There is an obvious dramatic imperative to this speech. The priest is clearly encouraging Murdock to keep fighting the good fight as Daredevil. Yet this idea of guilt as motivation pops up elsewhere in the series, even in the same episode. Daredevil learns that The Punisher is haunted by how he declined to read his daughter a bedtime story the night before she and the rest of his family were brutally murdered. Although this doesn’t excuse The Punisher’s actions, Bernthal’s tortured, pain-wracked performance helps us understand that his motivations are wrapped up in guilt and shame.

The idea of guilt as a clarion call exists throughout the Christian tradition.

The idea of guilt as a clarion call exists throughout the Christian tradition. Martin Luther recounted that as a devout monk he “kept the rule of my order so strictly that … If I had kept on any longer, I would have killed myself with vigils, prayers, reading and other works.” Later in life, of course, Luther would emphasize grace. At The Gospel Coalition, Chris Castaldo recounts a lesson Luther gave to his students, in which he used a manure pile — and, later, the same pile covered in freshly fallen snow — as a metaphor for our ugly, sinful nature and the beautiful righteousness God bestows on us in His grace.

Couple this understanding of grace with these words from Galatians 2:20: “I have been crucified with Christ and I no longer live, but Christ lives in me.” In his commentary on that verse, John Calvin explains: “Being then crucified with him, we are freed from all the curse and guilt of the law … But let us remember that we are delivered from the yoke of the law only when we are made one with Christ.”

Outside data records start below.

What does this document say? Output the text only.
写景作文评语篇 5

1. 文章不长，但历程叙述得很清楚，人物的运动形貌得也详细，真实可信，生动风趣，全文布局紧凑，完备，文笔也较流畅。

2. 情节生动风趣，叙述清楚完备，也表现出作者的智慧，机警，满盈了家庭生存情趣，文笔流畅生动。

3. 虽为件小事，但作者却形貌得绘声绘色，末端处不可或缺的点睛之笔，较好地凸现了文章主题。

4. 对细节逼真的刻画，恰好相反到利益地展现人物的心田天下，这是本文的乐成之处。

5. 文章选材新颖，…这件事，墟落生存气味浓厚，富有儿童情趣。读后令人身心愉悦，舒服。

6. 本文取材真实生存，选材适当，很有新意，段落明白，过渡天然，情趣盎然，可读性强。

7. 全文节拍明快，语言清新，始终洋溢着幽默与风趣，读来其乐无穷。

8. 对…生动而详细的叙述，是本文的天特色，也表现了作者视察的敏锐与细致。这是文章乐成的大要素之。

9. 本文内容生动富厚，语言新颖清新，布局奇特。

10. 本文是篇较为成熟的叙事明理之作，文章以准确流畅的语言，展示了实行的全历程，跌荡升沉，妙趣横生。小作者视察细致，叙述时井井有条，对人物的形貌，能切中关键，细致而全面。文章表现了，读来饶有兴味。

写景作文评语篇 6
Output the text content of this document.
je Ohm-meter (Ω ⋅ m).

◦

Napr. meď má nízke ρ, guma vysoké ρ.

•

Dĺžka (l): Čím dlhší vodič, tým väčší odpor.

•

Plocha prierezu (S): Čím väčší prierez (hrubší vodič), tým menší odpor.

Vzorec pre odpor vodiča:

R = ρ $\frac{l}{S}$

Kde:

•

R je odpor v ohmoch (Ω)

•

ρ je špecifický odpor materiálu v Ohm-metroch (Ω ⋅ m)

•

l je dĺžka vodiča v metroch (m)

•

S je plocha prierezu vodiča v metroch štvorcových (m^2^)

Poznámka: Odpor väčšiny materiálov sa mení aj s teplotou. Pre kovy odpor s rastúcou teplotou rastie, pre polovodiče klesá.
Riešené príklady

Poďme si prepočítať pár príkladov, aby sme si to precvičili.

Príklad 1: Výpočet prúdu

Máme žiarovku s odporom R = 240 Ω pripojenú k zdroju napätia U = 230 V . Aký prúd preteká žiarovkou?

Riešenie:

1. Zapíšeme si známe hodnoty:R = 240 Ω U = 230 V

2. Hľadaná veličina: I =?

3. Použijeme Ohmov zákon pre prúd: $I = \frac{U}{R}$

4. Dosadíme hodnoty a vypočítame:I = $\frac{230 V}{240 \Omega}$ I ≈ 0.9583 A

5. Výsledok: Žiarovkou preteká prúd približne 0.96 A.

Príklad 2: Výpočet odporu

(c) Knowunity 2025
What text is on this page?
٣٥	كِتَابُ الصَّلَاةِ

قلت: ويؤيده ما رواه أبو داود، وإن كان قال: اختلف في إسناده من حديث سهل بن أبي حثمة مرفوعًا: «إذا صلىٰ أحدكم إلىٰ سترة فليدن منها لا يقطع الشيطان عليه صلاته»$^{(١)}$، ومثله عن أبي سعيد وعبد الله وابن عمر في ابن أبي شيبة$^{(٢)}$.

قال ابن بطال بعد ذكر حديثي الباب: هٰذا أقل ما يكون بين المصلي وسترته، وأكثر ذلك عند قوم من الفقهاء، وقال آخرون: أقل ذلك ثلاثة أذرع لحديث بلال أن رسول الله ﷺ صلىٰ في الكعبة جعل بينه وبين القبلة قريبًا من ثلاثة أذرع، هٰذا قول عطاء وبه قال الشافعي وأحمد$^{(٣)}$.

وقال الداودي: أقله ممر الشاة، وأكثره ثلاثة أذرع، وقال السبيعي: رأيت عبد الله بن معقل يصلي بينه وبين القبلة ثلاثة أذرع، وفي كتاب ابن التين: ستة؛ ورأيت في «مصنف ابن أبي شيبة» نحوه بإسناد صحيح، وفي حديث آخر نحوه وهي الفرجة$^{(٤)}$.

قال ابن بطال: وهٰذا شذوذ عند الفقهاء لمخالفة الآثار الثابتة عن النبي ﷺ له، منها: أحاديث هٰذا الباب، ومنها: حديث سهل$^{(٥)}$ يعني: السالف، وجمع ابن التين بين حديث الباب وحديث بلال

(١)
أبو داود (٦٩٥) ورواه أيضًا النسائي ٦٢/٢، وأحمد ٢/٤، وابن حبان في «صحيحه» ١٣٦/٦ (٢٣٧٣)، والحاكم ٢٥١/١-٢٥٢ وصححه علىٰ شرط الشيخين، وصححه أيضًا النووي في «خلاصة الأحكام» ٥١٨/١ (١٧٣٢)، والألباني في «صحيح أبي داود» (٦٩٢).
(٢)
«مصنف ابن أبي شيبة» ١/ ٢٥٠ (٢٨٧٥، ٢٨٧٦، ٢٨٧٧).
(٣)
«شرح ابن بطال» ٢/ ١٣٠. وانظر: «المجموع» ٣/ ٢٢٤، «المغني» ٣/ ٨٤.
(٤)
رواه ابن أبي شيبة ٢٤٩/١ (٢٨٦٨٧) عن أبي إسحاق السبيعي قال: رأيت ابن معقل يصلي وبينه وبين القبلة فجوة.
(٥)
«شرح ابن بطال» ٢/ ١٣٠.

Guilt over sin, then, is not the primary motivation by which Christians should live. Rather, we should understand guilt more along the lines of Daredevil’s priest: as something that urges us to keep going. As an obstacle to overcome. We must not give in to our angst and regret, but know that we can move past them by God’s grace. For it is by living within God’s grace, not by living a guilt-free life, that we become closer to Him.